Because the low-lying cloud contains a high level of carbon dioxide, it is dangerous for people to lay down for even short periods in the effect. Storage of dry ice is difficult, as it needs to be kept at low temperatures. However, the resultant effect is often hard to beat.

Heavy smoke

Also known as low smoke, the effect produced by these machines is similar to dry ice. The machine uses a standard smoke machine, connected to a chiller unit. This makes the smoke colder than the surrounding air, hence it falls to the floor in a similar manner to dry ice. This is often a good compromise when the storage problems of dry ice are taken into consideration.


Pyrotechnics are essentially fireworks, although the system used for firing them is electronic. As such, they should be used with extreme caution and respect. A professional system must be used in order for pyros to be fired safely and reliably.

The firing system generally comprises of a control console with a security key switch which, together with firing pods, is used to detonate effects cartridges.

There are many different types of effect cartridge available, ranging from simple flashes through streamers to confetti cannons. When using pyrotechnics, the prime concern must be safety: please see our pyrotechnic safety advice.

The Le Maitre Pyroflash system has been widely used within the entertainment industry for many years, however other systems are becoming more popular and some have better safety features.

Ultra-Violet (UV) light

Ultra-violet fittings produce light that is just beyond the blue end of the colour spectrum. The light is most often put to use by using fluorescent fabrics and paints, which respond to the light to give vibrant colours. Non-fluorescent materials do not respond to this wavelength of light, and so remain dark (or invisible). Blacklight is an ultra-violet light from which the harmful radiations have been filtered.
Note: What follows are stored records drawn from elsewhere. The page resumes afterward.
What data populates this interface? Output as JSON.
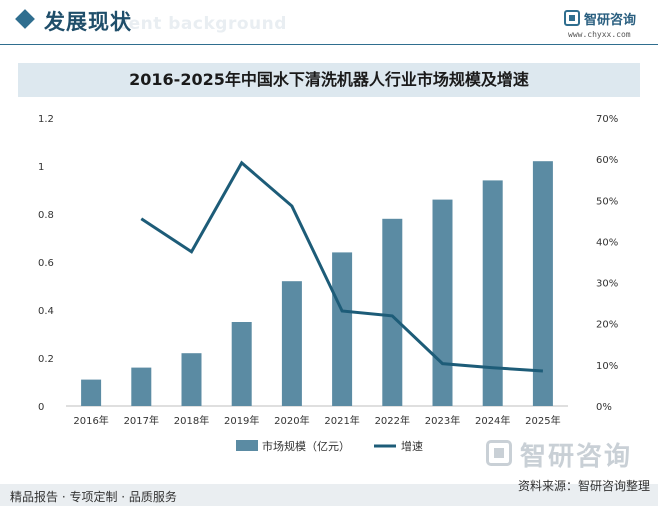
{
  "header": {
    "title": "发展现状",
    "ghost_text": "cent background",
    "brand_name": "智研咨询",
    "brand_url": "www.chyxx.com"
  },
  "chart_data": {
    "type": "bar",
    "title": "2016-2025年中国水下清洗机器人行业市场规模及增速",
    "categories": [
      "2016年",
      "2017年",
      "2018年",
      "2019年",
      "2020年",
      "2021年",
      "2022年",
      "2023年",
      "2024年",
      "2025年"
    ],
    "series": [
      {
        "name": "市场规模（亿元）",
        "type": "bar",
        "axis": "left",
        "color": "#5b8ba3",
        "values": [
          0.11,
          0.16,
          0.22,
          0.35,
          0.52,
          0.64,
          0.78,
          0.86,
          0.94,
          1.02
        ]
      },
      {
        "name": "增速",
        "type": "line",
        "axis": "right",
        "color": "#1d5c78",
        "values": [
          null,
          45.5,
          37.5,
          59.1,
          48.6,
          23.1,
          21.9,
          10.3,
          9.3,
          8.5
        ]
      }
    ],
    "left_axis": {
      "min": 0,
      "max": 1.2,
      "ticks": [
        "0",
        "0.2",
        "0.4",
        "0.6",
        "0.8",
        "1",
        "1.2"
      ]
    },
    "right_axis": {
      "min": 0,
      "max": 70,
      "ticks": [
        "0%",
        "10%",
        "20%",
        "30%",
        "40%",
        "50%",
        "60%",
        "70%"
      ]
    },
    "grid": false,
    "legend_position": "bottom"
  },
  "footer": {
    "left_text": "精品报告 · 专项定制 · 品质服务",
    "source_text": "资料来源：智研咨询整理",
    "watermark_brand": "智研咨询"
  }
}
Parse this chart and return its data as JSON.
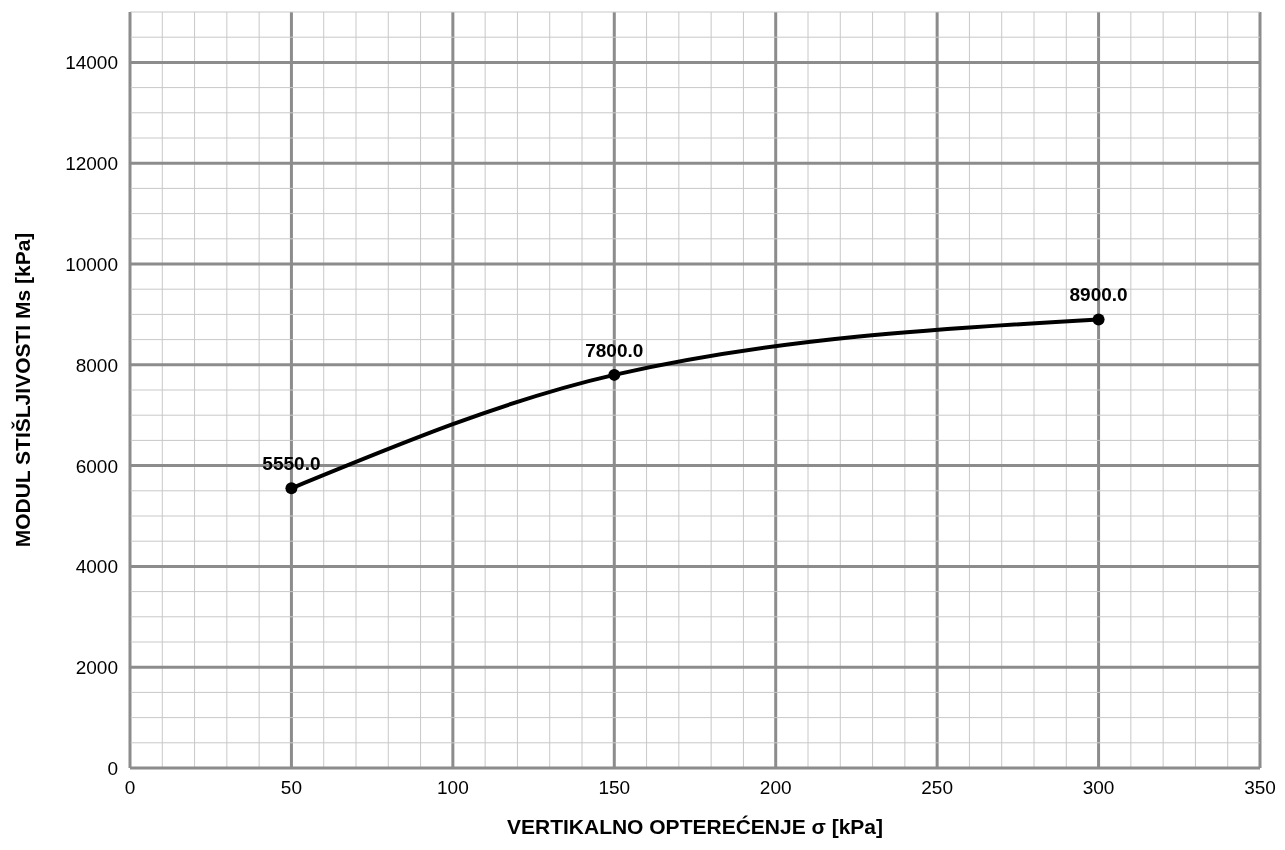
{
  "chart_data": {
    "type": "line",
    "xlabel": "VERTIKALNO  OPTEREĆENJE  σ [kPa]",
    "ylabel": "MODUL  STIŠLJIVOSTI Ms [kPa]",
    "x": [
      50,
      150,
      300
    ],
    "series": [
      {
        "color": "#000000",
        "values": [
          5550.0,
          7800.0,
          8900.0
        ],
        "value_labels": [
          "5550.0",
          "7800.0",
          "8900.0"
        ]
      }
    ],
    "xlim": [
      0,
      350
    ],
    "ylim": [
      0,
      15000
    ],
    "xticks": [
      0,
      {
        "value": 10,
        "label": null
      },
      {
        "value": 20,
        "label": null
      },
      {
        "value": 30,
        "label": null
      },
      {
        "value": 40,
        "label": null
      },
      50,
      {
        "value": 60,
        "label": null
      },
      {
        "value": 70,
        "label": null
      },
      {
        "value": 80,
        "label": null
      },
      {
        "value": 90,
        "label": null
      },
      100,
      {
        "value": 110,
        "label": null
      },
      {
        "value": 120,
        "label": null
      },
      {
        "value": 130,
        "label": null
      },
      {
        "value": 140,
        "label": null
      },
      150,
      {
        "value": 160,
        "label": null
      },
      {
        "value": 170,
        "label": null
      },
      {
        "value": 180,
        "label": null
      },
      {
        "value": 190,
        "label": null
      },
      200,
      {
        "value": 210,
        "label": null
      },
      {
        "value": 220,
        "label": null
      },
      {
        "value": 230,
        "label": null
      },
      {
        "value": 240,
        "label": null
      },
      250,
      {
        "value": 260,
        "label": null
      },
      {
        "value": 270,
        "label": null
      },
      {
        "value": 280,
        "label": null
      },
      {
        "value": 290,
        "label": null
      },
      300,
      {
        "value": 310,
        "label": null
      },
      {
        "value": 320,
        "label": null
      },
      {
        "value": 330,
        "label": null
      },
      {
        "value": 340,
        "label": null
      },
      350
    ],
    "yticks": [
      0,
      {
        "value": 500,
        "label": null
      },
      {
        "value": 1000,
        "label": null
      },
      {
        "value": 1500,
        "label": null
      },
      2000,
      {
        "value": 2500,
        "label": null
      },
      {
        "value": 3000,
        "label": null
      },
      {
        "value": 3500,
        "label": null
      },
      4000,
      {
        "value": 4500,
        "label": null
      },
      {
        "value": 5000,
        "label": null
      },
      {
        "value": 5500,
        "label": null
      },
      6000,
      {
        "value": 6500,
        "label": null
      },
      {
        "value": 7000,
        "label": null
      },
      {
        "value": 7500,
        "label": null
      },
      8000,
      {
        "value": 8500,
        "label": null
      },
      {
        "value": 9000,
        "label": null
      },
      {
        "value": 9500,
        "label": null
      },
      10000,
      {
        "value": 10500,
        "label": null
      },
      {
        "value": 11000,
        "label": null
      },
      {
        "value": 11500,
        "label": null
      },
      12000,
      {
        "value": 12500,
        "label": null
      },
      {
        "value": 13000,
        "label": null
      },
      {
        "value": 13500,
        "label": null
      },
      14000,
      {
        "value": 14500,
        "label": null
      },
      {
        "value": 15000,
        "label": null
      }
    ],
    "grid": true,
    "marker": "circle",
    "line_style": "solid"
  }
}
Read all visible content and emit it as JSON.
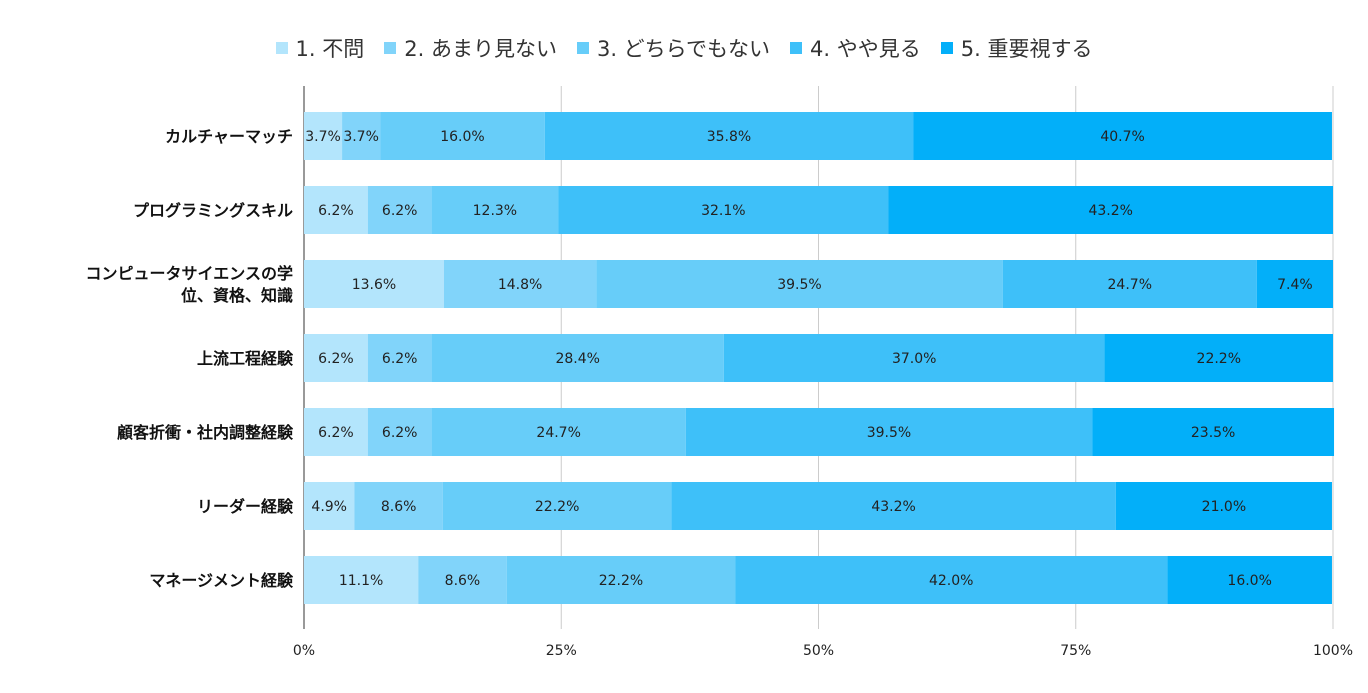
{
  "chart_data": {
    "type": "bar",
    "orientation": "horizontal",
    "stacked": "percent",
    "title": "",
    "xlabel": "",
    "ylabel": "",
    "xlim": [
      0,
      100
    ],
    "grid": true,
    "legend_position": "top",
    "x_ticks": [
      "0%",
      "25%",
      "50%",
      "75%",
      "100%"
    ],
    "categories": [
      [
        "カルチャーマッチ"
      ],
      [
        "プログラミングスキル"
      ],
      [
        "コンピュータサイエンスの学",
        "位、資格、知識"
      ],
      [
        "上流工程経験"
      ],
      [
        "顧客折衝・社内調整経験"
      ],
      [
        "リーダー経験"
      ],
      [
        "マネージメント経験"
      ]
    ],
    "series": [
      {
        "name": "1. 不問",
        "color": "#b3e5fc",
        "values": [
          3.7,
          6.2,
          13.6,
          6.2,
          6.2,
          4.9,
          11.1
        ]
      },
      {
        "name": "2. あまり見ない",
        "color": "#81d4fa",
        "values": [
          3.7,
          6.2,
          14.8,
          6.2,
          6.2,
          8.6,
          8.6
        ]
      },
      {
        "name": "3. どちらでもない",
        "color": "#67cdf9",
        "values": [
          16.0,
          12.3,
          39.5,
          28.4,
          24.7,
          22.2,
          22.2
        ]
      },
      {
        "name": "4. やや見る",
        "color": "#3ec0f9",
        "values": [
          35.8,
          32.1,
          24.7,
          37.0,
          39.5,
          43.2,
          42.0
        ]
      },
      {
        "name": "5. 重要視する",
        "color": "#03aff9",
        "values": [
          40.7,
          43.2,
          7.4,
          22.2,
          23.5,
          21.0,
          16.0
        ]
      }
    ]
  }
}
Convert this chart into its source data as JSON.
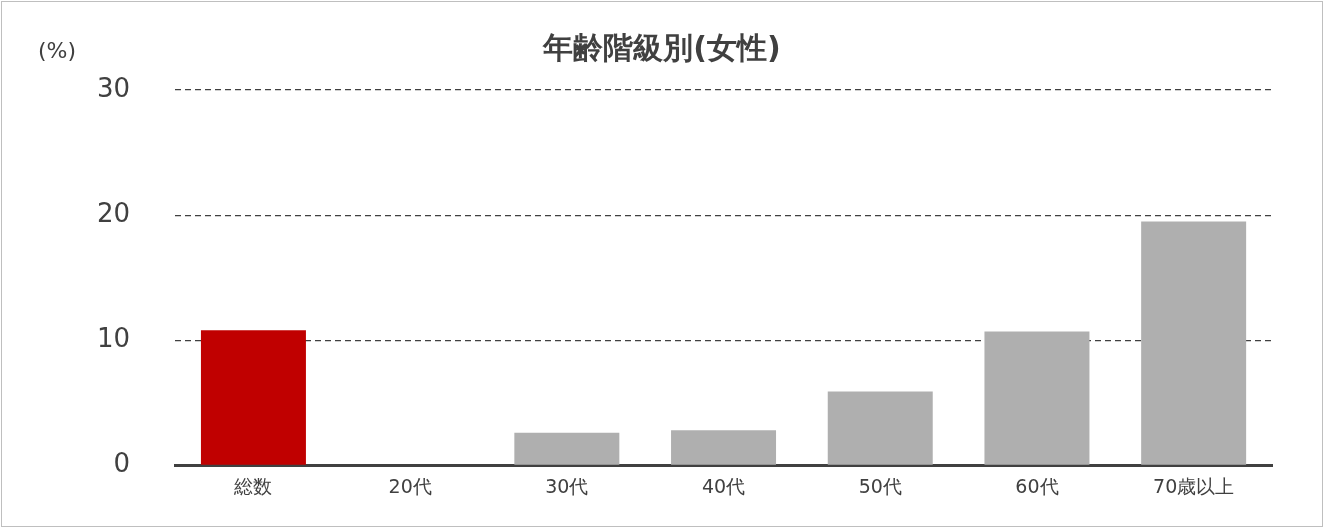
{
  "chart_data": {
    "type": "bar",
    "title": "年齢階級別(女性)",
    "ylabel": "(%)",
    "categories": [
      "総数",
      "20代",
      "30代",
      "40代",
      "50代",
      "60代",
      "70歳以上"
    ],
    "values": [
      10.8,
      0,
      2.6,
      2.8,
      5.9,
      10.7,
      19.5
    ],
    "colors": [
      "#c00000",
      "#afafaf",
      "#afafaf",
      "#afafaf",
      "#afafaf",
      "#afafaf",
      "#afafaf"
    ],
    "ylim": [
      0,
      30
    ],
    "yticks": [
      0,
      10,
      20,
      30
    ],
    "grid": "y",
    "line_style": "dashed",
    "legend": false
  }
}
Stroboscopic (strobe) lighting

A strobe is a device giving a fast series of very short intense light flashes. These pulses can be achieved by either mechanical or electrical means. The light pulses can have the effect of making action appear intermittent, or of freezing movement altogether, by varying the frequency (speed) of the flashes. Strobe lighting used in the entertainment industry is usually produced either electrically by using a special strobe lamps (normally Xenon filled flash tube), or mechanically using metal shutters in front of a lamp (normally used on moving lights).

When using stroboscopic lighting effects, a key concern must be safety: please see our strobe safety advice. A proportion of people with photo-sensitive epilepsy may be affected by strobe lighting, and the effect may produce undesirable sensations amongst the general population if used without due regard.